The legislation also lacks clear definitions of where concealed carry is permitted, Cassavaw said. For example, while concealed carry is not permitted in parks, it is unclear whether the law refers to the Adirondack Park and other state parks, or municipal and neighborhood parks, or both. The Adirondack Park is the largest state park in the nation and a haven for hunters and other outdoor enthusiasts.
“The paperwork associated with that is going to be tremendous,” Cassavaw said. “It’s going to create a tremendous workload. I don’t know how we’re going to keep track of it all.”
He said his office has been reaching out to the state police and other authorities for clarification and direction on the new laws.
“They just don’t know,” Cassavaw said.
Again, a disaster in the making unless the federal courts manage to save Hochul from herself. Democrats in New York are already facing righteous criticism over the disastrous consequences of their bail reform policies, and the party is at odds with itself over how to respond. If these new gun control laws actually start getting enforced on September 1st, we’re likely to see that same dynamic play out across the state, though the state’s criminal justice system is also going to come under renewed scrutiny given that the state has made it so easy to accidentally commit a felony simply by stepping foot into a “gun-free zone” even if you possess a concealed carry license. I wouldn’t be surprised to see the number of arrests for non-violent, possessory “crimes” like that increase after New York’s new laws start getting enforced, and probably disproportionately so in the more deeply Democratic parts of the state.

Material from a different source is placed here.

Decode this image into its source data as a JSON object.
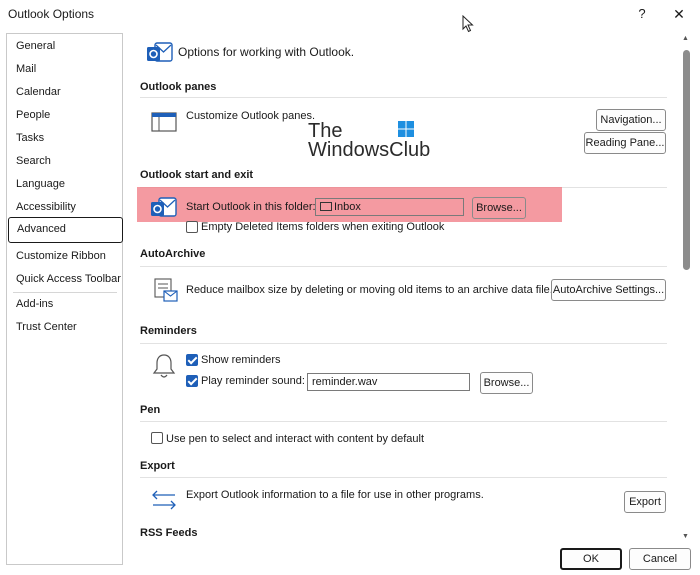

While witnessing the effects of these new laws could have an impact on the November elections, I wouldn’t count on it. Republicans failed to make any real gains in the state in 2014, which was the first year after the implementation of New York’s SAFE Act, and even if the rollout of the laws is a disaster, two months worth of incompetence and unconstitutionality might not be enough time to sway the electorate away from the traditional Democratic dominance in the state. It would have been better had these bad bills not become bad laws, but now the priority should be to get them off the books as quickly as possible before New York lawmakers can do any more damage to the civil rights of state residents, and that means granting an injunction to prevent these new regulations from ever being enforced to begin with.